For tom and cymbal work and fills MPC has the provisions but not the ease and speed. MPC is perfect for hip hop beats because they don’t work with velocity too much and intricate pattern work like Squarepusher, rather they are about grooves and track mutes and sampled phrases, so in reality most hip hop guys don’t even play the bass or drums or instruments or even step record it, rather they just sample it and trigger it at accented beat positions.
MPC can be seen as an excellent 48-64 track cassette recorder that triggers what was recorded on each track without doing a rewind. If the RAM was not so limited you could record entire songs on a single pad if used just as a recorder.
Also from my own experience my ‘drum work’ and finger drumming has become more and more responsive and well controlled and the study of jazz and live drumming more engaging since I got this unit. The very fact that you can immediately execute what you learn from a drum session or lesson is what I am totally sold for. I am also a very away from laptop guy this past year especially for music production. The benefit is that your ears will sharpen like never before and for the genre of my interest Jazz it’s an invaluable skill to maintain and perfect everytime and not let it atrophy.

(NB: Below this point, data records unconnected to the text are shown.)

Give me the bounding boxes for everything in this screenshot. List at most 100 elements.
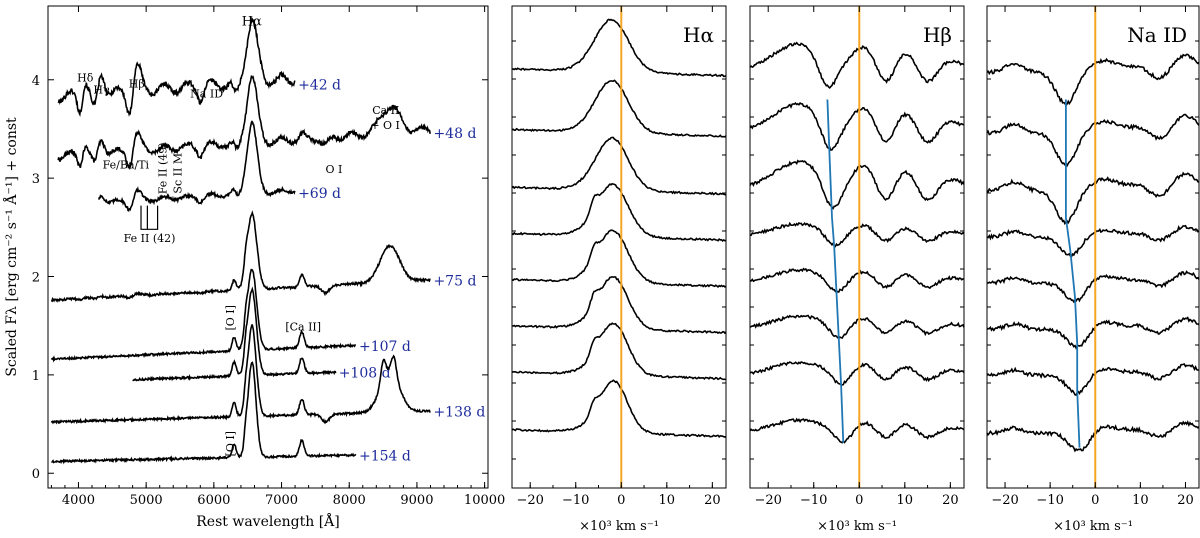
line-annotation: [O I] (224, 431, 237, 456)
velocity-profile-line (511, 182, 727, 242)
spectrum-line (50, 210, 431, 303)
line-annotation: Fe/Ba/Ti (103, 158, 150, 171)
line-annotation: [O I] (224, 305, 237, 330)
velocity-profile-line (986, 363, 1200, 396)
epoch-label: +48 d (433, 126, 476, 142)
y-tick-label: 2 (32, 271, 40, 286)
x-tick-label: −10 (562, 493, 589, 508)
x-tick-label: −20 (991, 493, 1018, 508)
velocity-profile-line (986, 113, 1200, 168)
x-tick-label: 5000 (130, 493, 163, 508)
line-annotation: Hδ (77, 72, 94, 85)
spectrum-line (98, 120, 296, 212)
velocity-profile-line (511, 229, 727, 288)
velocity-profile-line (986, 53, 1200, 107)
x-axis-label: ×10³ km s⁻¹ (817, 519, 897, 534)
y-axis-label: Scaled Fλ [erg cm⁻² s⁻¹ Å⁻¹] + const (2, 117, 20, 377)
spectrum-line (57, 75, 431, 171)
x-axis-label: ×10³ km s⁻¹ (1053, 519, 1133, 534)
y-tick-label: 4 (32, 74, 40, 89)
velocity-profile-line (749, 417, 965, 444)
epoch-label: +138 d (433, 405, 485, 421)
line-annotation: Na ID (190, 87, 223, 100)
line-annotation: [Ca II] (285, 321, 321, 334)
x-tick-label: 10 (897, 493, 914, 508)
x-tick-label: 10000 (464, 493, 505, 508)
panel-ha: −20 −10 0 10 20 ×10³ km s⁻¹ Hα (511, 5, 727, 534)
panel-full-spectra: +42 d +48 d +69 d +75 d +107 d +108 d +138 d +1… (2, 5, 505, 530)
line-annotation: Fe II (49) (156, 142, 169, 194)
x-tick-label: 9000 (400, 493, 433, 508)
epoch-label: +107 d (359, 339, 411, 355)
x-tick-label: −10 (1036, 493, 1063, 508)
line-annotation: + O I (370, 119, 400, 132)
velocity-profile-line (986, 270, 1200, 304)
x-tick-label: 4000 (62, 493, 95, 508)
panel-title: Hα (683, 23, 714, 47)
line-annotation: Fe II (42) (124, 232, 176, 245)
velocity-profile-line (511, 379, 727, 438)
spectrum-line (50, 268, 356, 363)
panel-hb: −20 −10 0 10 20 ×10³ km s⁻¹ Hβ (749, 5, 965, 534)
velocity-profile-line (511, 18, 727, 78)
velocity-profile-line (749, 159, 965, 210)
spectrum-line (57, 16, 296, 117)
panel-na: −20 −10 0 10 20 ×10³ km s⁻¹ Na ID (986, 5, 1200, 534)
velocity-profile-line (986, 420, 1200, 453)
x-tick-label: 6000 (197, 493, 230, 508)
velocity-profile-line (749, 267, 965, 293)
velocity-profile-line (749, 221, 965, 248)
spectrum-line (50, 324, 431, 425)
line-annotation: O I (325, 163, 342, 176)
velocity-profile-line (749, 41, 965, 90)
panel-frame (511, 5, 727, 489)
spectrum-line (132, 286, 337, 382)
epoch-label: +154 d (359, 449, 411, 465)
velocity-track-line (826, 99, 845, 443)
x-tick-label: 8000 (333, 493, 366, 508)
velocity-profile-line (512, 275, 727, 335)
x-tick-label: 0 (617, 493, 625, 508)
panel-title: Na ID (1127, 23, 1187, 47)
panel-frame (749, 5, 965, 489)
line-annotation: Sc II M (171, 153, 184, 194)
velocity-profile-line (749, 361, 965, 386)
velocity-profile-line (749, 314, 965, 340)
x-tick-label: −20 (754, 493, 781, 508)
epoch-label: +108 d (339, 366, 391, 382)
velocity-profile-line (511, 322, 727, 381)
x-tick-label: 0 (1091, 493, 1099, 508)
velocity-track-line (1065, 99, 1081, 448)
x-tick-label: 10 (1132, 493, 1149, 508)
y-tick-label: 0 (32, 467, 40, 482)
panel-frame (986, 5, 1200, 489)
x-axis-label: ×10³ km s⁻¹ (579, 519, 659, 534)
x-tick-label: 20 (704, 493, 721, 508)
line-annotation: Hα (242, 15, 262, 30)
velocity-profile-line (511, 136, 727, 196)
y-tick-label: 3 (32, 172, 40, 187)
velocity-profile-line (511, 79, 727, 138)
spectrum-line (51, 361, 357, 465)
velocity-profile-line (986, 316, 1200, 350)
x-tick-label: 20 (1177, 493, 1194, 508)
x-tick-label: −10 (800, 493, 827, 508)
y-tick-label: 1 (32, 369, 40, 384)
x-tick-label: 0 (855, 493, 863, 508)
x-tick-label: 7000 (265, 493, 298, 508)
x-tick-label: 20 (942, 493, 959, 508)
velocity-profile-line (749, 101, 964, 151)
x-tick-label: 10 (659, 493, 676, 508)
x-tick-label: −20 (516, 493, 543, 508)
epoch-label: +75 d (433, 274, 476, 290)
panel-title: Hβ (923, 23, 952, 47)
velocity-profile-line (986, 224, 1200, 258)
epoch-label: +42 d (298, 77, 341, 93)
line-annotation: Ca II (372, 104, 399, 117)
fe-ii-42-bracket (140, 205, 159, 230)
epoch-label: +69 d (298, 186, 341, 202)
line-annotation: Hγ (93, 84, 110, 97)
velocity-profile-line (986, 171, 1200, 226)
line-annotation: Hβ (129, 78, 145, 91)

You may have made your decision now and MPC 1000 is a great unit but in time you could be reminded of some of the benefit from other gear and hence I wanted to give a clear picture of what I have experienced from having all the above mentioned gear so far. Remember there is no one right setup so ultimately get what works for you. If hip hop heads used a live drum set and sm57 for their drums all these years we would never have the boom bap legacy to begin with. Btw DR 880 is no way vintage (just older) yet and has a well supported site at
https://www.boss.info/us/products/dr-880/
I would like to buy some similar drum machines that are all in one units and not like Maschine which is tied to a laptop. Elektron has some good machines but does it do live stuff very well, that I have to investigate. The Korg sequencers are good by all measures except that doing swing is not a good idea at all becos they don’t record anything off the quantization grid. Good for techno stuff though.